Home Electronics Is a Fashion Business

As a customer, I've never fully appreciated the industrial design. I mean personally, as a buyer, not as a seller. The soul of an engineer inside me has always wanted function first and foremost. Leaving the form irrelevant. Fortunately Adam, my co-founder, is exactly at the opposite end of the scale. To the extent he finds it difficult to fully embrace our current F&Home system, just because it is ugly. Well, may be not that ugly but not very attractive looking physical form. So I have hard time pushing him the "eat our own dog food" mantra, especially when I see his wry face looking at what we have on the table today.

I say fortunately, because I do understand the industrial design matters a lot. We have fantastic team of design / partners working with us on the next generation design. It is hard to imagine a better company for the task. But I have to admit, I was a bit surprised last week, during a joint workshop, when I learned a flat, table-top form factor was no longer fashionable.

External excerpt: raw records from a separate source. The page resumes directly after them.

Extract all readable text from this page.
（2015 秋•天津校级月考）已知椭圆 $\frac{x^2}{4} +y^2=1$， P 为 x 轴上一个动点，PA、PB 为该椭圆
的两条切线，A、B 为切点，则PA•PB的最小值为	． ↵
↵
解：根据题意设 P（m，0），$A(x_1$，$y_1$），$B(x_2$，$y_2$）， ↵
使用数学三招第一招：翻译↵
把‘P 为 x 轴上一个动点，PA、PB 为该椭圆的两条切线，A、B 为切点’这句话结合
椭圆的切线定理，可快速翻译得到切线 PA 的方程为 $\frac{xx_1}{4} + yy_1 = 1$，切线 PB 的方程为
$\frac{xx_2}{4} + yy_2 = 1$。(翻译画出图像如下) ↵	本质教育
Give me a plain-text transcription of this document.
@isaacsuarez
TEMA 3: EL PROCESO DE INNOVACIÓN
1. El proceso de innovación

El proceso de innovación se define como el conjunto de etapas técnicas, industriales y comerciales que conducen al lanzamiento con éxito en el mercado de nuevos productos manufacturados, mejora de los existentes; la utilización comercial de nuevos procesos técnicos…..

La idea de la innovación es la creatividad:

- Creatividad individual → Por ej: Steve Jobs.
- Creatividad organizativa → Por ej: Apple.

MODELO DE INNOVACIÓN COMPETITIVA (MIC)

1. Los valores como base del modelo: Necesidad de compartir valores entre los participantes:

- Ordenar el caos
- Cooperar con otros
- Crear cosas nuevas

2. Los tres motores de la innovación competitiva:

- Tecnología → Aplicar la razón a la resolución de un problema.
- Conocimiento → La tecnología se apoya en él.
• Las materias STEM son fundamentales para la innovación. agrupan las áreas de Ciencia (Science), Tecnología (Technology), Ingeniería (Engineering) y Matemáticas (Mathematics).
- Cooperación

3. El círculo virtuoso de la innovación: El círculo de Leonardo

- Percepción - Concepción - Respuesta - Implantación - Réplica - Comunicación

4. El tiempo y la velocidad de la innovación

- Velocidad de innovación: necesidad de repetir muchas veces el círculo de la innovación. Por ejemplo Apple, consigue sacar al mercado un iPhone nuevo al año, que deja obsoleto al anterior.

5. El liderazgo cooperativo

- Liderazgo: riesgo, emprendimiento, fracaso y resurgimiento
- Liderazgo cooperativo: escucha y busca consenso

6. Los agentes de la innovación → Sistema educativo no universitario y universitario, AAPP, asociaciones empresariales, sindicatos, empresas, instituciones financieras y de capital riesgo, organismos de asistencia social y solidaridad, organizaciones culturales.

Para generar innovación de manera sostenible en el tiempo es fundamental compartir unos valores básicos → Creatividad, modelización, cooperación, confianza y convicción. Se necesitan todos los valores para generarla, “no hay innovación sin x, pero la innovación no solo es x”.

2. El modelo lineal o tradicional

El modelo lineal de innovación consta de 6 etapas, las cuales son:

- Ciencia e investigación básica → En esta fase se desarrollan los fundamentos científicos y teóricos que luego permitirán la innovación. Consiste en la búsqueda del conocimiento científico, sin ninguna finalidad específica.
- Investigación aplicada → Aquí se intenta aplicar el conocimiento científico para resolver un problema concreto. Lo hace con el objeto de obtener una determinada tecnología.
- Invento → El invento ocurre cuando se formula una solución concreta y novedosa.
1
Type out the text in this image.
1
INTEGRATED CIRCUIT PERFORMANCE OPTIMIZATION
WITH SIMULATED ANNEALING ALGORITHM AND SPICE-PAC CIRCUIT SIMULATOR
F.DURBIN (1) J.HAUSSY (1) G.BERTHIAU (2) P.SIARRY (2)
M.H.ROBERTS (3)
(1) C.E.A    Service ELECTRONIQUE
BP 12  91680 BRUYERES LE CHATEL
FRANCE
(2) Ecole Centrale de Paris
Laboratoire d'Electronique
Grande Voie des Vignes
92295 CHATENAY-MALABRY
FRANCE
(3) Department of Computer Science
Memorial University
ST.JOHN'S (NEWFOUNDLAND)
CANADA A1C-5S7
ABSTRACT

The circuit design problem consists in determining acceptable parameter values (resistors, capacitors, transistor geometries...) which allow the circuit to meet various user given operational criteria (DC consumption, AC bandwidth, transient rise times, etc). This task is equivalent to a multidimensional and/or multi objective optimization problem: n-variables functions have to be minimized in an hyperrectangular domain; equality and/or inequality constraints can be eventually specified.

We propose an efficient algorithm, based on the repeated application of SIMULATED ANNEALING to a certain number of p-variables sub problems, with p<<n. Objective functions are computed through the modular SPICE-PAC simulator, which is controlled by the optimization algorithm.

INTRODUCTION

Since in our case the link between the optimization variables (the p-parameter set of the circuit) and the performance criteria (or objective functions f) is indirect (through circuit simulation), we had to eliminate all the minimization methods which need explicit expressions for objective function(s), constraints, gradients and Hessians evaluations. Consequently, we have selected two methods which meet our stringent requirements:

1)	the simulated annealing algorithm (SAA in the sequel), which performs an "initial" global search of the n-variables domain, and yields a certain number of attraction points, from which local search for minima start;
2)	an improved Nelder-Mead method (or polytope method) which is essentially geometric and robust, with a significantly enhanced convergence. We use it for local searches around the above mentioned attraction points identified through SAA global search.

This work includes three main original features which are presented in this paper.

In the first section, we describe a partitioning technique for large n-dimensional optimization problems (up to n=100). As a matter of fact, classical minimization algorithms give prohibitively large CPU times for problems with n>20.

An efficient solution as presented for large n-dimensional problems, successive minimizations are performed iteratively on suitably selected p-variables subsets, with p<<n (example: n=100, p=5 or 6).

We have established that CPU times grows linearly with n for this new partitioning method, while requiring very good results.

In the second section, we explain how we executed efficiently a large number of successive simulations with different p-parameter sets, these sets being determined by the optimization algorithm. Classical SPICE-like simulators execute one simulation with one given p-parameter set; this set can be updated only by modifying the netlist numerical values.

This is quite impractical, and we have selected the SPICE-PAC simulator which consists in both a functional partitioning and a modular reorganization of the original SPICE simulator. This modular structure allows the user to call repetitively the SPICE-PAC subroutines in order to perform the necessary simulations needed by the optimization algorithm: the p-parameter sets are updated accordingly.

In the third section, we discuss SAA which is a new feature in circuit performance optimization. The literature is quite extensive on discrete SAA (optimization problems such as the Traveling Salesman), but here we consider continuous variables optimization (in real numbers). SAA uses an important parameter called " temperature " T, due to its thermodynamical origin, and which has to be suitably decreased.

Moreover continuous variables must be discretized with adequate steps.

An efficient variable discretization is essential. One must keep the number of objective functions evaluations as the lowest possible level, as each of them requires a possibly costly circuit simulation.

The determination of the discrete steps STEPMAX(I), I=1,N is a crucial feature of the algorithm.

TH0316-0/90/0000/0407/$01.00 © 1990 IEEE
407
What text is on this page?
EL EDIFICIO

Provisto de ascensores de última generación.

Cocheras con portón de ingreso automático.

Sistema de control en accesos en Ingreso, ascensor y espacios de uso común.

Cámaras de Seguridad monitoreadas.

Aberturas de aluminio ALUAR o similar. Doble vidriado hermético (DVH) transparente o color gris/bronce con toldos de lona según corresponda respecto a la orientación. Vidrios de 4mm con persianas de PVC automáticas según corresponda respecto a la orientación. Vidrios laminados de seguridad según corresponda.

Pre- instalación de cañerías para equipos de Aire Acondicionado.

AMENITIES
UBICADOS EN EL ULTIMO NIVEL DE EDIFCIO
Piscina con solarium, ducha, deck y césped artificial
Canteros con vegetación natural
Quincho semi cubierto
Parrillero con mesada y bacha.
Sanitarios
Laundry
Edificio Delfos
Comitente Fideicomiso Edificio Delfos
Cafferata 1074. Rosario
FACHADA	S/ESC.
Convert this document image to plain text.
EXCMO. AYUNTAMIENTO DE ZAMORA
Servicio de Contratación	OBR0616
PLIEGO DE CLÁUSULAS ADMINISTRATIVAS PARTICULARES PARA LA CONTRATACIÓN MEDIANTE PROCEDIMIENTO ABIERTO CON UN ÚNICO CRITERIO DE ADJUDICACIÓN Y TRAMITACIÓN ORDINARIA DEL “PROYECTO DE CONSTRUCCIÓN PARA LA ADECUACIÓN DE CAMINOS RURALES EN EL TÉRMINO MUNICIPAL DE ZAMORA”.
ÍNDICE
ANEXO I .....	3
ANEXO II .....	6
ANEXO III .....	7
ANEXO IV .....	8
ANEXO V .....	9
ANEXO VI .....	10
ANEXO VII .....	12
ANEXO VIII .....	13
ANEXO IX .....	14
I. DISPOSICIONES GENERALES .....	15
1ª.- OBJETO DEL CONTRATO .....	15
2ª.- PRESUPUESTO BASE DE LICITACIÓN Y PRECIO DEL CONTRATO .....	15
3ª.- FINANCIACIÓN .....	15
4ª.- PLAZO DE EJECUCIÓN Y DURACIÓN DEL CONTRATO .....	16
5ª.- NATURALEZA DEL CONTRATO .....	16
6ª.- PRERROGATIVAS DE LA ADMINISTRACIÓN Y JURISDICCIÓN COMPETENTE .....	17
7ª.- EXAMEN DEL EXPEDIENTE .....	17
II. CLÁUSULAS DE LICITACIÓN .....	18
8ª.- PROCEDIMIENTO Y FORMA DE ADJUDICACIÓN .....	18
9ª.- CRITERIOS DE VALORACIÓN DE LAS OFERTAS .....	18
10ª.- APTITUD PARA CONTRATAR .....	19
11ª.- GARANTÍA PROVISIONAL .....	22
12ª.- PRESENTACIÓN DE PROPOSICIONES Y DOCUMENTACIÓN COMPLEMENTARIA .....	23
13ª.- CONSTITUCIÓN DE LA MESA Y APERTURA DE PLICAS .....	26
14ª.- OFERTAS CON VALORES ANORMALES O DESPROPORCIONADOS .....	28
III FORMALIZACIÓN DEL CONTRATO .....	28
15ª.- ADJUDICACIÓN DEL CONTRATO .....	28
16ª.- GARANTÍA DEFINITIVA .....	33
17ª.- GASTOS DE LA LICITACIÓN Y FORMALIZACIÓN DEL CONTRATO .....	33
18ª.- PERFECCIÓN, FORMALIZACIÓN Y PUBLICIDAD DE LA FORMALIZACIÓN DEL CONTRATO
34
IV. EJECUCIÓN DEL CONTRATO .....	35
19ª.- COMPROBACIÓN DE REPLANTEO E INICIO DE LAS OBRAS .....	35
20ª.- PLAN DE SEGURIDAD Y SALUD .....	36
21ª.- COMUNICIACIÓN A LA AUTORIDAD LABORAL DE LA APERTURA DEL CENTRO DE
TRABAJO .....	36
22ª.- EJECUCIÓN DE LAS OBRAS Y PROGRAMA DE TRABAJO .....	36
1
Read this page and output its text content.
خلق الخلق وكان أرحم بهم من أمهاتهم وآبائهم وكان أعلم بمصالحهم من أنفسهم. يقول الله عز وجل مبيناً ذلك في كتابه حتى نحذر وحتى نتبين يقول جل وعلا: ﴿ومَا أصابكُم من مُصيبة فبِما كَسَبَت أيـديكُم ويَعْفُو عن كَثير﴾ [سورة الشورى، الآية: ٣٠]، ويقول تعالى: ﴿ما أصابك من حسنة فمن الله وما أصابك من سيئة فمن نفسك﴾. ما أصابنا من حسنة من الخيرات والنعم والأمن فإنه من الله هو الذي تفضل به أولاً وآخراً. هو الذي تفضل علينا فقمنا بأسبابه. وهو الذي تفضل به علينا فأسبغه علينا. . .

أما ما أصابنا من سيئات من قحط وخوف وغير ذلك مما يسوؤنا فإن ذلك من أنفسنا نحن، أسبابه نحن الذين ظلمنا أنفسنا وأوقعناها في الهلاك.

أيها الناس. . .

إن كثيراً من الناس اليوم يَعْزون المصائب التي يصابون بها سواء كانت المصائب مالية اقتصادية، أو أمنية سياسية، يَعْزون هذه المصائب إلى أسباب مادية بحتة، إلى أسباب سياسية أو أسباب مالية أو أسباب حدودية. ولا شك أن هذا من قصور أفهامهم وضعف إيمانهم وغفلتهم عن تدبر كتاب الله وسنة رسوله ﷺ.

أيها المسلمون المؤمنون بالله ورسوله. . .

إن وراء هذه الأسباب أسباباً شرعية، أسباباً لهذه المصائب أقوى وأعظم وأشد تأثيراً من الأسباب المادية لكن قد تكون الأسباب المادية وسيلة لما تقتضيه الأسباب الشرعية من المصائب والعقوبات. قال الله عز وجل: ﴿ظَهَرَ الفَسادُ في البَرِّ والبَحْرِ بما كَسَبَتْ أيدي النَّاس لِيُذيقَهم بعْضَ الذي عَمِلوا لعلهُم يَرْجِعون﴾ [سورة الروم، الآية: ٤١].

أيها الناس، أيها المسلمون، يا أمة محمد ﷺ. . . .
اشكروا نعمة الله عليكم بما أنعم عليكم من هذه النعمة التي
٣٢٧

Apple seems to be the Versace of home gadgets, setting the trends. They have gone vertical, starting with the Mac Pro, and later with the latest Airport Extremes and Time Capsules. The crowd, in general, has not caught up (yet). TP-Link (personally I like a lot their approach to quality / design) is still horizontal. D-Link is sending out some harbingers, like the DIR-868L. Netgear tries their own but generally falls in line with other "horizontal-with-three-antennas" siblings. Sonos is catching up with the vertical trend too, with the Play:1.

What a pity the entire connected home hub category is still the old - fashioned horizontal. This may change by the next Christmas, as there are several rule - breaking designs going into production in 2014. I wonder how many owners of the current generation hubs will be upgrading just because the ones they have are no longer in vogue?